Wednesday, May 10, 2023

a note on "Tarantula"

 
In the impermissibly muddled verbiage before me, one can, with a great deal of squinting and a modicum of good faith, discern a few notions struggling to be born. To wit: the purported subject, a certain folk singer, is a purveyor of sonic pleasantries—a “word slinger,” in the text's own patois—who, through the happy accident of musical restriction, occasionally stumbled into something resembling coherent thought. The author further laments the singer's foray into prose, a book whose unmeditated spillage is defended by a credulous and misguided flock. A single, fleeting glimpse of self-awareness is, however, detected and noted, which is perhaps the only genuine thing in this whole affair.
Let us begin with the fundamental error, the failure of definition. The author, in his evident haste to blurt out a collection of thoughts, confuses an artist with an artisan. The subject, it is conceded, may sometimes manage "genuine poetry," though this claim, like most unsubstantiated laudatory remarks, requires more than a little scrutiny. But a writer? A craftsman? Not in any sense that a serious person would understand the term. A writer, after all, does not simply spray verbal effluent upon the page, hoping that some stray spatter will form a pattern. A writer constructs, builds, and, most importantly, guides the reader on a journey. The subject's lyrical flights, from the "surreal or nonsequitor" meanderings of his youth to the ponderous and frankly senile observations of his more recent efforts, are, at best, a series of disconnected, albeit sometimes compelling, soundbites. They are not the product of a mind that thinks in paragraphs, but one that thinks in couplets. The limitations of line and rhyme, the very shackles the author notes, were in fact the only things that imposed any sort of discipline upon the singer's ramblings, forcing him to conclude his "obscure imaginings" before they dissolved into total gibberish.

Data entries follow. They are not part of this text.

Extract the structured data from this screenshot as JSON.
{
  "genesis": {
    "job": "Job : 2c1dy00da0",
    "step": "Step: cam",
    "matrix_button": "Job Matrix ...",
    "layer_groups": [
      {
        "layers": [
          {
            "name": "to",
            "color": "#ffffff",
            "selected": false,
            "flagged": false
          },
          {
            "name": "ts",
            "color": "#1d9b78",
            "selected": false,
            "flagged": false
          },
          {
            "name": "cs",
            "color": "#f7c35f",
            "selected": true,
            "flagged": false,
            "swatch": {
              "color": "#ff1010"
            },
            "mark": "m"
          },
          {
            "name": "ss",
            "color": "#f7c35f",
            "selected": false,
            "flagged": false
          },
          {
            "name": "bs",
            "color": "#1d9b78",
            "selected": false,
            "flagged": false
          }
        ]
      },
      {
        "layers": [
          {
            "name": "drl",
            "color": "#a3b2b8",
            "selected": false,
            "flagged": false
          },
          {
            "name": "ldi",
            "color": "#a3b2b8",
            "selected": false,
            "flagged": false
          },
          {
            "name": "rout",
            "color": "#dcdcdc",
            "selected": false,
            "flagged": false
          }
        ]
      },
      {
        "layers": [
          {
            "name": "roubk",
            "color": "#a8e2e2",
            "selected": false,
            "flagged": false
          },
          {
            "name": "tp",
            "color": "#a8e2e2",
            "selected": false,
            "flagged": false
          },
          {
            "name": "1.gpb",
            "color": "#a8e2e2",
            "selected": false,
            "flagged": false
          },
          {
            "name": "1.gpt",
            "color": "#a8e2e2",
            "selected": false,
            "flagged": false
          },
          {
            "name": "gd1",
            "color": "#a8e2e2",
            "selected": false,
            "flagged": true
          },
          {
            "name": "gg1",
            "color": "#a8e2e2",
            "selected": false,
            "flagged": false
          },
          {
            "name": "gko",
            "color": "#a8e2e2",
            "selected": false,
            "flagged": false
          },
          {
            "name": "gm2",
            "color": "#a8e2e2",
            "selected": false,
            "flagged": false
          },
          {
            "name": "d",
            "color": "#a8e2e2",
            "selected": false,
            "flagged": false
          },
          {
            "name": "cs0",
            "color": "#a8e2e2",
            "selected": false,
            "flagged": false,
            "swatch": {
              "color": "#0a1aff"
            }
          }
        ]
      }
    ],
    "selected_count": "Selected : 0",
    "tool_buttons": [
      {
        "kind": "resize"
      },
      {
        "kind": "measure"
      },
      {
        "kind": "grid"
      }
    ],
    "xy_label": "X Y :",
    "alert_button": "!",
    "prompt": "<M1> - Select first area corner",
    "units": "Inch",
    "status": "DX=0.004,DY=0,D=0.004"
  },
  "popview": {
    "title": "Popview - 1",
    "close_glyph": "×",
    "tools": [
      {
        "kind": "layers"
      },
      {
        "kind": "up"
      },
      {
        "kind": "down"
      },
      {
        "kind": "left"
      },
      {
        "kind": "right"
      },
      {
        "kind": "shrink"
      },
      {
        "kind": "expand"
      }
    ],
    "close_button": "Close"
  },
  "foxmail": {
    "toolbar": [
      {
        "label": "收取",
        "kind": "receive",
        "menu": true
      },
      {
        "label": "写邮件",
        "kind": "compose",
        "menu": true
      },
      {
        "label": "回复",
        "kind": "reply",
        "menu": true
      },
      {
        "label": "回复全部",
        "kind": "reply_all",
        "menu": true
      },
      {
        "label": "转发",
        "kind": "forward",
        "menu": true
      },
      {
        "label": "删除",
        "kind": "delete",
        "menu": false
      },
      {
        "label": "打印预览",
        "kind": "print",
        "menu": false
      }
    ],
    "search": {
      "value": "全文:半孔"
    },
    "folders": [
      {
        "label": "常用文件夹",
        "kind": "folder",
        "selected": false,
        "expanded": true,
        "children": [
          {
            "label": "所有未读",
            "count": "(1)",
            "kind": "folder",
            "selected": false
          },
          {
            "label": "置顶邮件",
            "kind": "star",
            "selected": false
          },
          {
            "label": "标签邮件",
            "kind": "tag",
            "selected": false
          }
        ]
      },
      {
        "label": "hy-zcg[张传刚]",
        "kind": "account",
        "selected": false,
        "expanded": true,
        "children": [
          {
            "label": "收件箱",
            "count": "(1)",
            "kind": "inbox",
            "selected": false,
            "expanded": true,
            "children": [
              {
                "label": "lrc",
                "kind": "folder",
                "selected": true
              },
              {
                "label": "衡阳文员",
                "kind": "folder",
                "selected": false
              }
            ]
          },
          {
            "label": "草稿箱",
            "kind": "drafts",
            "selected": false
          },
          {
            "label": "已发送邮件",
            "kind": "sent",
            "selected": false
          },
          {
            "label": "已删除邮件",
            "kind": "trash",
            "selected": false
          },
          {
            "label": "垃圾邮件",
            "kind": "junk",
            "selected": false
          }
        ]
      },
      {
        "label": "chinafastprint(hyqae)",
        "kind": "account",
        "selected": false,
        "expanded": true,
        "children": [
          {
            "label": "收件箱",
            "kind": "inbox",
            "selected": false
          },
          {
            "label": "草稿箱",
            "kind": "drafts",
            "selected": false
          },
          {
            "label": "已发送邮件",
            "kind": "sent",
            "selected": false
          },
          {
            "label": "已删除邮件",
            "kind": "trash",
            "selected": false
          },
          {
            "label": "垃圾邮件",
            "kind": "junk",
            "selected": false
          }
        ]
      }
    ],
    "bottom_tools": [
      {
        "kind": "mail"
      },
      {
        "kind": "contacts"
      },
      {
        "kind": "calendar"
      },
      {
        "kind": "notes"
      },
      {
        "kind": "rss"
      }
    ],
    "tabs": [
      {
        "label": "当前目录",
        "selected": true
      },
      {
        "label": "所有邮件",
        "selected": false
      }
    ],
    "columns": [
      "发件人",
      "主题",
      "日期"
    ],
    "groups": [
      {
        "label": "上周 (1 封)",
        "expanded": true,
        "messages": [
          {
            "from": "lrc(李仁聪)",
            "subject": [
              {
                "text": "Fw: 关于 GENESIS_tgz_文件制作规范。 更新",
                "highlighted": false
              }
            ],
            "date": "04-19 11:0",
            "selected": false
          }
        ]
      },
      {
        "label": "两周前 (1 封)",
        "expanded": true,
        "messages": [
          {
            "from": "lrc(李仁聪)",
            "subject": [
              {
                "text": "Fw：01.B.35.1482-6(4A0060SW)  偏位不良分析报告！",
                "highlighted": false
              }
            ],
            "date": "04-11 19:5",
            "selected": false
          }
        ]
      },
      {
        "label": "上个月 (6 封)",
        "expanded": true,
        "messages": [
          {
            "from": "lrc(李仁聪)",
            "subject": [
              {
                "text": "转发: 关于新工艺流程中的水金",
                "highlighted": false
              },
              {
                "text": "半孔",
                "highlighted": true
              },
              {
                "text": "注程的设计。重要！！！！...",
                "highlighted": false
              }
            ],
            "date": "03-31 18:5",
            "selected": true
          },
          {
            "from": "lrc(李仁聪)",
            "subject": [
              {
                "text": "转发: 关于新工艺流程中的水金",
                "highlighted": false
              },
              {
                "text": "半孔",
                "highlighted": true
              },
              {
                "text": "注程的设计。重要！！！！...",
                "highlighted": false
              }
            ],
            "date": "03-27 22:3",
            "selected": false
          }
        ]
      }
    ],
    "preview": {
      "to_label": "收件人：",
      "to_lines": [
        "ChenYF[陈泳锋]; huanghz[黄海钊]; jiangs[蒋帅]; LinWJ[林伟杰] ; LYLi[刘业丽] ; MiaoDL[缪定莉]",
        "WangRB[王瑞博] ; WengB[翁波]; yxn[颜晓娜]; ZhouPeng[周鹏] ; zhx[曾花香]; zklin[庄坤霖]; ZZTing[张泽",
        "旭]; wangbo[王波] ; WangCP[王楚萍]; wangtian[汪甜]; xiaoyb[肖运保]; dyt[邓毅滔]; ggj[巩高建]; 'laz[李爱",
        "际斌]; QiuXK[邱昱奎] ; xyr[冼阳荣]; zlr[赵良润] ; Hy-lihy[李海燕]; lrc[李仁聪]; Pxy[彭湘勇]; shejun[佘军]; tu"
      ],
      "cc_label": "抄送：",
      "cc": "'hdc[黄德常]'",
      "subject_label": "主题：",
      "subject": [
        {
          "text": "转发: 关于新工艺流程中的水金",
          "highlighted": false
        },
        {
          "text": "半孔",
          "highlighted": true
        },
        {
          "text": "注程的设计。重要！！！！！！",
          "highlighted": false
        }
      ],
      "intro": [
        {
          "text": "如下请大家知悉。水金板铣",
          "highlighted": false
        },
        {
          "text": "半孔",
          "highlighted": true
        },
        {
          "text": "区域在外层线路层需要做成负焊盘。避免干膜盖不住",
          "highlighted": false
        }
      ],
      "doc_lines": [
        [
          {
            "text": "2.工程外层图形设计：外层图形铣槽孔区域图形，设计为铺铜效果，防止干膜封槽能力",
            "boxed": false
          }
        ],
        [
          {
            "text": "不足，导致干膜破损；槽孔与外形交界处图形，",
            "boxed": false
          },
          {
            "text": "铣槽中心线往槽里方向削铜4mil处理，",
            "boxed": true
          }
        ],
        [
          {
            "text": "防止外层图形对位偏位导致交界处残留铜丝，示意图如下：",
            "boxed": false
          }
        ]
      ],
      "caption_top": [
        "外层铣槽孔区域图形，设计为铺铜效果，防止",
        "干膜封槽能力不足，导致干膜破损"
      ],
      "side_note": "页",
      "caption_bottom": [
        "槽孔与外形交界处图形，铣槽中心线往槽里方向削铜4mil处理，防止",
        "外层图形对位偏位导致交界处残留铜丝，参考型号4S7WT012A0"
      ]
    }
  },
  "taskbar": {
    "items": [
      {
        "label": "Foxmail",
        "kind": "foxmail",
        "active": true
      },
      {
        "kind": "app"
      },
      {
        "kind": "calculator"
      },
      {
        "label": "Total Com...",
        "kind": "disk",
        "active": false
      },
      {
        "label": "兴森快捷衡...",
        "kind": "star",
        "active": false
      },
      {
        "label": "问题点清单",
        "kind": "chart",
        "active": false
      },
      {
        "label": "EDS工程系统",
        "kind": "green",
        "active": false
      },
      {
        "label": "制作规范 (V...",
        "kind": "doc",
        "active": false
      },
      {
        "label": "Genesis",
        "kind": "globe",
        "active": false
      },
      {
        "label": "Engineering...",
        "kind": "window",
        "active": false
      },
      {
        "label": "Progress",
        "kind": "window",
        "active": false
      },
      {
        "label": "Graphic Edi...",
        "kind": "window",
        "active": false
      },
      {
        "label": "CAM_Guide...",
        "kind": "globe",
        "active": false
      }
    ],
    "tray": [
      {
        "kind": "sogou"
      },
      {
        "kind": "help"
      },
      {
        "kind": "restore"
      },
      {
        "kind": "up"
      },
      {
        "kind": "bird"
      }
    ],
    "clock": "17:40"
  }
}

And then there is Tarantula, the book that proves the rule. The author correctly identifies it as a product of "high doses of speed and maybe other drugs," a statement whose veracity requires little verification from the text itself. The prose, if one can call it that, is a sort of second-rate Burroughs, lacking the master's grim humor, and a flabby Kerouac, minus the "jivey swing". It is, as observed, a historical artifact, a curio to be admired by those who worship at the shrine of celebrity, rather than a work of art. The defenders of this drivel, the "true believers," are a pitiable lot, willing to tie themselves in "self-revealing knots" to justify their idol's every indulgence. This is the pathetic fallacy of fandom writ large: that one's affections somehow lend artistic merit to the undeserving.
The only truly interesting moment comes at the end, the acknowledgment of the subject's fabricated "persona". Here is the crux of the matter. The very thing that makes the subject such a commercial phenomenon—the conspiratorial air of authenticity, the notion of the humble folk poet—is revealed, even in this amateurish screed, to be a fraud. That a "genuine poet" would feel the need to construct such a transparent façade is a matter for some passing psychoanalytic consideration. That he might one day have to "account for the construction of the whole matter" is the only thing in this text that offers any real hope. Though, given the nature of celebrity and the short memory of the public, the final accounting is likely to be as evasive and unsatisfying as the work itself.